The North Carolina Department of Public Instruction (NCDPI) was recently awarded roughly $17 million in grant funding from the U.S. Department of Education to help meet the mental health needs of students in the state’s public schools. The funding will enable NCDPI to leverage partnerships with institutions of higher education and 15 school districts to increase the number and diversity of mental health service providers in high-needs schools. Starting this month and continuing through 2027, these grants will help the state bolster the pipeline of school-based mental health service providers, including school counselors, school social workers and school mental health clinicians.

The competitive grants, called the Mental Health Service Professional Demonstration (MHSP) Grant and the School-Based Mental Health (SBMH) Grant Program, were pursued by the agency last fall. The applications cited data from the newly released 2021 Youth Risk Behavior Survey (YRBS), presented today to the State Board of Education (SBE), as a primary need for the funding. Data included in the application underscore how mental health challenges hinder achievement for North Carolina students. Survey findings also demonstrate a continued negative impact on students’ mental health post-pandemic and highlight the ongoing need to address these challenges.

State Superintendent of Public Instruction Catherine Truitt said funding from these two grants is critical to addressing the growing student mental health needs and in filling vacant school-based mental health positions.

“This funding is so important in terms of building capacity for mental health service professionals in schools,” Truitt said. “As an awardee of both grants, the agency is able to increase mental health support for students in designated North Carolina schools, while strengthening the future pipeline of school-based mental health providers through recruitment, retention and incentives.”

The first grant, named “Project Adding Direct Support (ADS),” NCDPI’s Mental Health Service Professional Demonstration Grant will serve over 120,000 students in eight school districts: Pitt, Pender, Wayne, Harnett, Scotland, Alamance-Burlington, Charlotte-Mecklenburg, and Catawba. Project ADS will increase the number of licensed school-based mental health providers by a minimum of 60 within five years. To accomplish this, Project ADS will incentivize local generalist counselors and social workers to “re-specialize”, meaning that they complete additional work to become licensed to practice in schools as a designated school counselor and/or school social worker. Project ADS will partner with three institutions of higher education (IHEs) with approved school counseling and school social work licensure programs: The University of North Carolina-Charlotte (UNCC), The University of North Carolina-Pembroke (UNCP), and N.C. State University (NCSU). In partnership with the three IHEs, Project ADS will recruit, train and re-specialize school-based mental health providers, provide travel stipends for internships in identified LEAs, and provide stipends for internship supervisors. The total funding for this grant is approximately $5.54 million across five years.

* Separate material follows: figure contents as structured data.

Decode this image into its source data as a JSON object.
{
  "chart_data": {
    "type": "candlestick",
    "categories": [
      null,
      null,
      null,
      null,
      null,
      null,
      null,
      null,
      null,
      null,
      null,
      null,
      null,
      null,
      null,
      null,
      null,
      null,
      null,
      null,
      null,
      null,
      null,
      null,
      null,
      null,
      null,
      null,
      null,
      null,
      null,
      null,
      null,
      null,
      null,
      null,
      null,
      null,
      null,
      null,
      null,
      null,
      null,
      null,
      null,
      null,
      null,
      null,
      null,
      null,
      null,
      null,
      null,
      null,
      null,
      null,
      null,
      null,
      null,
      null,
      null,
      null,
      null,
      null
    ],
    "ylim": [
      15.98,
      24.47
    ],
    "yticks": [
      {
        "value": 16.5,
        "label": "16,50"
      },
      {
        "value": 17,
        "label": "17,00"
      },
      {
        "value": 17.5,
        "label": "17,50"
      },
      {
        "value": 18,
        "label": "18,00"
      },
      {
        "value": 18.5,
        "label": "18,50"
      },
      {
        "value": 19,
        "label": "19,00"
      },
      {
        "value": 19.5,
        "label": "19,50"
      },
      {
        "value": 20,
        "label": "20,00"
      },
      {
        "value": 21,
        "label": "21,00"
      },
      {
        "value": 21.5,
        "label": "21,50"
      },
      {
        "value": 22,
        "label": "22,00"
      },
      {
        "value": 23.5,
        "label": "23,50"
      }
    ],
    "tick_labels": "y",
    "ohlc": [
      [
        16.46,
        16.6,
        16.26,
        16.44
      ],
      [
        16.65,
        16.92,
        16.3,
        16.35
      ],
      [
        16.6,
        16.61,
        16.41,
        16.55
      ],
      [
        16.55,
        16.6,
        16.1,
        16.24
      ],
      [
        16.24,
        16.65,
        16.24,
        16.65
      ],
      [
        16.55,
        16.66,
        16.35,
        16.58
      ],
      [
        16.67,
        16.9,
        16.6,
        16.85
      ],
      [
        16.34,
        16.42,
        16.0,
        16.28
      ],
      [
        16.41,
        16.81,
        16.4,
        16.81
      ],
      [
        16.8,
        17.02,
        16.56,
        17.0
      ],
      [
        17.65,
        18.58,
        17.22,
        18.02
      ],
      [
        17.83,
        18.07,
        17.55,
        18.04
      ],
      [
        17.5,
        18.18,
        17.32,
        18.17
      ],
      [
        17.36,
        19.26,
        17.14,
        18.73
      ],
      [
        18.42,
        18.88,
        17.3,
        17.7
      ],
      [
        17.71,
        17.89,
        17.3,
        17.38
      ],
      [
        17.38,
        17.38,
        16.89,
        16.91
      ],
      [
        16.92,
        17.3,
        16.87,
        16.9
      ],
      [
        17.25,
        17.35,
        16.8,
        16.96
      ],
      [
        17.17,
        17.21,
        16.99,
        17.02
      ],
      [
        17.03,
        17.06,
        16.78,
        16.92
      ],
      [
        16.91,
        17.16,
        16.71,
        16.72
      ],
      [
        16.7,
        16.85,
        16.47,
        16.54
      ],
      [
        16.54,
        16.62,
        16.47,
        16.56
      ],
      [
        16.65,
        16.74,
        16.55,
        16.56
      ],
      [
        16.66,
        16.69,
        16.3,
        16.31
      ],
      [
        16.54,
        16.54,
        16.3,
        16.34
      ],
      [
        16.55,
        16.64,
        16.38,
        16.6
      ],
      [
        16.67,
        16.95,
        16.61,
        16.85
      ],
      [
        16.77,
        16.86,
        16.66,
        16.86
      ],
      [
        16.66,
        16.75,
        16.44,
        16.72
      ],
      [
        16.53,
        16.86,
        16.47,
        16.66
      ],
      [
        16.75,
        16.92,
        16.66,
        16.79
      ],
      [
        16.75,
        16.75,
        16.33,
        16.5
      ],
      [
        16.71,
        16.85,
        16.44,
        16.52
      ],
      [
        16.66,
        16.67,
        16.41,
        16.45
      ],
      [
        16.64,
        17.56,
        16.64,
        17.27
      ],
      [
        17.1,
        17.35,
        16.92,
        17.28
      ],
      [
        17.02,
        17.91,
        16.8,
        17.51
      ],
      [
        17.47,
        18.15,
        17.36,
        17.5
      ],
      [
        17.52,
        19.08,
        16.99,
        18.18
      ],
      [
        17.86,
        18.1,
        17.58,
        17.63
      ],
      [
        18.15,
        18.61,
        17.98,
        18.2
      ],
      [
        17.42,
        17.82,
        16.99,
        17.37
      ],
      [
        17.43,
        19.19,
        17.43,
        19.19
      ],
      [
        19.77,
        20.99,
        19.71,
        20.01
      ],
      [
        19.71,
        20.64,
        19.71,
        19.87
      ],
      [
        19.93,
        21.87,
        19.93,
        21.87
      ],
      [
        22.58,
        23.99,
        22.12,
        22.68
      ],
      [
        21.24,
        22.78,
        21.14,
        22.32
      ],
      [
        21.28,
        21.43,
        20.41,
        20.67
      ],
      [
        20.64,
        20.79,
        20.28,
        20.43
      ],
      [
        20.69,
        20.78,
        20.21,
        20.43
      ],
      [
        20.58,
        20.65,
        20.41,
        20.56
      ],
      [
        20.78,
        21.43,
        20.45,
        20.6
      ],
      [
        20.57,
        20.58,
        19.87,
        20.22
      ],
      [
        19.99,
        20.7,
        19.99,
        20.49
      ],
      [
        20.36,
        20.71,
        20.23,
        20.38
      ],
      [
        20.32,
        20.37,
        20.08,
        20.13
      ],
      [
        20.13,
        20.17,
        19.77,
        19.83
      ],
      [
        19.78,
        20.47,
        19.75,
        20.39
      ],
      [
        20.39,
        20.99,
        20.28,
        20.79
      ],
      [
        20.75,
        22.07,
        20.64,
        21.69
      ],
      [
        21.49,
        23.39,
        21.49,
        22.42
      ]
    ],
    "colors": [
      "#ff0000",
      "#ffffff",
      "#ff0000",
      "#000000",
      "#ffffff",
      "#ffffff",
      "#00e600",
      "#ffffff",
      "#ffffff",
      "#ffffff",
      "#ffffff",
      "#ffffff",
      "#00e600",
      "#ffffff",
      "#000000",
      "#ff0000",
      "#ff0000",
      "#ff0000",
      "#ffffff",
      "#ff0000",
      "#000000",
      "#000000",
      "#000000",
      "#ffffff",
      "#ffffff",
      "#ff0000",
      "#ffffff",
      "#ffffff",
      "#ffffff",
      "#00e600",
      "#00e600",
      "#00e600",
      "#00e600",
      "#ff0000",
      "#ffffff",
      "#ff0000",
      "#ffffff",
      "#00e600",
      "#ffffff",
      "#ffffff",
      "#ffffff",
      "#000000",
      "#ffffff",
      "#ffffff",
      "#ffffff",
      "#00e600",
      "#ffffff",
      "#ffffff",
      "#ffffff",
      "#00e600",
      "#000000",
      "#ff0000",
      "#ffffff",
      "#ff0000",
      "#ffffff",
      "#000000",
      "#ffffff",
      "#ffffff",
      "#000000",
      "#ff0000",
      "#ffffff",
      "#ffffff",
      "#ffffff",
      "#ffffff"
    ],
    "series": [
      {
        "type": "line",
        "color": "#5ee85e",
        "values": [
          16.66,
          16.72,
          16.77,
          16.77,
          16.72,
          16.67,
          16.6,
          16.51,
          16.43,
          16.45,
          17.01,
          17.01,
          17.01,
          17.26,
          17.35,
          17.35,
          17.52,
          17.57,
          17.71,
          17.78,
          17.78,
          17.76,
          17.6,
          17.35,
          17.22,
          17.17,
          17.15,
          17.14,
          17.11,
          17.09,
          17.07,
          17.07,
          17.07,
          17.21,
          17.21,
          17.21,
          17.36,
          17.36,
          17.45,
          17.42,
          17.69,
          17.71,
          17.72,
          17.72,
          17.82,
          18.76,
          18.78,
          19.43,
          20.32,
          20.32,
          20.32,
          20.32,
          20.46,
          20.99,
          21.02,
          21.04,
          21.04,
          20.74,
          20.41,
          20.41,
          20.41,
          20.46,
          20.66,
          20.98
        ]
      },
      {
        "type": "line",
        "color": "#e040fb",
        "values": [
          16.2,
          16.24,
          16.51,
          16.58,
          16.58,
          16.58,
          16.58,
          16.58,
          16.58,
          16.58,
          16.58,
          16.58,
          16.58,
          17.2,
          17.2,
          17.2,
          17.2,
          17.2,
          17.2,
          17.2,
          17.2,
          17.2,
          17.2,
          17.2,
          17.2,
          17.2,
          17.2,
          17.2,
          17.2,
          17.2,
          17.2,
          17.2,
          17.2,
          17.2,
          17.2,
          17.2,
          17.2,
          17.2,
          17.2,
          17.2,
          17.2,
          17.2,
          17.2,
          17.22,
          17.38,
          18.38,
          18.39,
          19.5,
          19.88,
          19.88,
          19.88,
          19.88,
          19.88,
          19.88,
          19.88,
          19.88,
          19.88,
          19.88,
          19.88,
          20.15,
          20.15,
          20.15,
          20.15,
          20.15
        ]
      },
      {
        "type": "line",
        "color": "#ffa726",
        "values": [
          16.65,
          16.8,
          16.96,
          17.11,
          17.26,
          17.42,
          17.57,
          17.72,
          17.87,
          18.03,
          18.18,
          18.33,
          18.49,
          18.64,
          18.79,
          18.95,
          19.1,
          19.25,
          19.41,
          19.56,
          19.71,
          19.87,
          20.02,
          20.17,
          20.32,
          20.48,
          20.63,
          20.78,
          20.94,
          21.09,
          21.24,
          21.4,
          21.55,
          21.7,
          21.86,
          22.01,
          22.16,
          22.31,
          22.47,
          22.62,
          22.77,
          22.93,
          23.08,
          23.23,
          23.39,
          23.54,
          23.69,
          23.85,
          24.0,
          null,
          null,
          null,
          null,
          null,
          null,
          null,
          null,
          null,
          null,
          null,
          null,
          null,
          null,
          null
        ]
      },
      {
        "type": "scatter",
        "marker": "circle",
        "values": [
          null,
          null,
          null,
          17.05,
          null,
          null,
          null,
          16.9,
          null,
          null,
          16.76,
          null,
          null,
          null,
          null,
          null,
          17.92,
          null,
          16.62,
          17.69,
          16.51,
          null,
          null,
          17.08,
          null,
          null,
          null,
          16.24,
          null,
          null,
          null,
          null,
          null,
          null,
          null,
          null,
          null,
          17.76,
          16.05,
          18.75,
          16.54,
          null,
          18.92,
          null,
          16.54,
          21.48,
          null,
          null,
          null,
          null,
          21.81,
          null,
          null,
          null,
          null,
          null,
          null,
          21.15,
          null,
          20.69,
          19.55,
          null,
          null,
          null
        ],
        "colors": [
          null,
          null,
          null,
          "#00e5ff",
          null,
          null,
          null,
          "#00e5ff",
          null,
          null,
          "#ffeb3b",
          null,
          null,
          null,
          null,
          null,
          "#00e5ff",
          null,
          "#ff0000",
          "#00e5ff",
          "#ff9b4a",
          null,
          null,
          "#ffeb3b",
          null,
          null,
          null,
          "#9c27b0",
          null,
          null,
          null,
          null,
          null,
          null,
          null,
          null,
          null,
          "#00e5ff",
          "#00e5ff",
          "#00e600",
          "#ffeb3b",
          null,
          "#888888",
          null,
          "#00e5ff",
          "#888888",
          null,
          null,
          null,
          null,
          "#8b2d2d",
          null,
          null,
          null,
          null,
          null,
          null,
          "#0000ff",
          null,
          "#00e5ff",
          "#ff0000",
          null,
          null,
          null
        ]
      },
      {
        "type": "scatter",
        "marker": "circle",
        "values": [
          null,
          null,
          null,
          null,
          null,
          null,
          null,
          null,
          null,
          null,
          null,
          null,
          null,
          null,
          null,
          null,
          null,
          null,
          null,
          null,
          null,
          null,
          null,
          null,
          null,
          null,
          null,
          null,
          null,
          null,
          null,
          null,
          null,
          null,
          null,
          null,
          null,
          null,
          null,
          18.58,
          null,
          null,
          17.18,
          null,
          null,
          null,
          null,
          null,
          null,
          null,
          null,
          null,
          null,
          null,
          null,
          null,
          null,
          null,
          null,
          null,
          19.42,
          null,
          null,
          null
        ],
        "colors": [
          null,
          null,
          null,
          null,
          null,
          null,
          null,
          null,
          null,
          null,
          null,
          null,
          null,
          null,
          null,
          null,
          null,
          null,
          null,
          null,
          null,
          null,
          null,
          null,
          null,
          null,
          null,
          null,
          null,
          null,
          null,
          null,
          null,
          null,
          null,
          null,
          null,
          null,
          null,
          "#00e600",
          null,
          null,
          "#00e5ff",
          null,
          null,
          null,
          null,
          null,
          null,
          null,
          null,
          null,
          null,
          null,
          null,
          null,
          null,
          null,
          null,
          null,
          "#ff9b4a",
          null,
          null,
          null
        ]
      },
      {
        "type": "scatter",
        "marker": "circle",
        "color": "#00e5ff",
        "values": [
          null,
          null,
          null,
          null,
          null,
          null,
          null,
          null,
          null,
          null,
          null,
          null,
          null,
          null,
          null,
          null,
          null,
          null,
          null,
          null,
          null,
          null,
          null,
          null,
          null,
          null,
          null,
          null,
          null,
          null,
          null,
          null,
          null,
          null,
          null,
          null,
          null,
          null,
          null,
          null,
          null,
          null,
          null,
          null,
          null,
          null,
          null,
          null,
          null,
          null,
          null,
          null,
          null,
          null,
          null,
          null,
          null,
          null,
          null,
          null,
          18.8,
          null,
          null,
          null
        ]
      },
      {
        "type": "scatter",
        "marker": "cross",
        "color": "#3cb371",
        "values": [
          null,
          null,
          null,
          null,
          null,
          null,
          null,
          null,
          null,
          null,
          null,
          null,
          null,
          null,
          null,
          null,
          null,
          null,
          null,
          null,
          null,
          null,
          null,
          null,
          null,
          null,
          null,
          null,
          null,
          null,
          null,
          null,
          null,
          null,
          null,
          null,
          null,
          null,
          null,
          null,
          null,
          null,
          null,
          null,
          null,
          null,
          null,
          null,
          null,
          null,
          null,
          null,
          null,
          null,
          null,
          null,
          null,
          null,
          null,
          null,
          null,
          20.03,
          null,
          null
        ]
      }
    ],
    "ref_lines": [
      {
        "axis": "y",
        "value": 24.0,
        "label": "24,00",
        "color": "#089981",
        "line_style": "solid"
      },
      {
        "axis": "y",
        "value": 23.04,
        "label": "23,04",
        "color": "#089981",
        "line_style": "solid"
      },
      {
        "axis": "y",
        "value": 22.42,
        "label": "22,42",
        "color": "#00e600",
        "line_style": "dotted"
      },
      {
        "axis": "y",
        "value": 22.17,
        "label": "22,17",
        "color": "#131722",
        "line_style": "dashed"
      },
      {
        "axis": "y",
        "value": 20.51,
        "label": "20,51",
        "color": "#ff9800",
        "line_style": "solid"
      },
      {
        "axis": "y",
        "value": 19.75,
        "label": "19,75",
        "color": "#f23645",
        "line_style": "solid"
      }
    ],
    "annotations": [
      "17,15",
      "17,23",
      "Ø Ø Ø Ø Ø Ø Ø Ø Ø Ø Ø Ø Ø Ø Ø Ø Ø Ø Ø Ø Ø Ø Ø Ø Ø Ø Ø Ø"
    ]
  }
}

The other grant, deemed “Project FAST,” NCDPI’s School-Based Mental Health Grant will serve approximately 73,000 students in six school districts: Cabarrus, Davidson, Guilford, Randolph, Scotland and Stanly. Project FAST will increase the number of school-based mental health providers to 30 over the project’s five-year period. With an emphasis on recruitment, re-specialization and retention, this project aims to ensure that staff remain in place and provides incentives to these professionals to ensure that growing mental health needs of students are met.

“Providing school-based mental health candidates with tuition assistance, high-quality professional development, sign-on incentives, and supplement increases will go a long way in helping to meet staffing challenges in school districts,” said Pachovia Lovett, NCDPI’s school social work consultant who sought the two grants. “We are excited to begin this work and eager to see the impact in retaining and re-specializing counselors and social workers into school-based mental health providers.”

Districts participating in Project FAST will have a project consultant to assist in crafting a plan to increase the number of mental health service providers in their schools based on individual priorities, gaps in services, and current student to provider ratios. Districts can select among recruitment mechanisms such as offering stipends to graduate interns, providing tuition assistance and costs associated with re-specialization, and/or offering signing bonuses and supplement increases.

Retention will be addressed through mechanisms such as offering incentives for extended contracts and providing intensive professional development and/or training opportunities. Funding for this five-year grant is approximately $2.84 million beginning in 2023 and $2.37 recurring each calendar year until December 31, 2027, for a total of approximately $12.3 million.

These grants compliment efforts secured during the 2021 budget, when NCDPI sought funding from the N.C. General Assembly to prioritize mental health in K-12 schools. Those efforts resulted in each North Carolina school district receiving funding to ensure they employed one full-time, permanent school psychologist.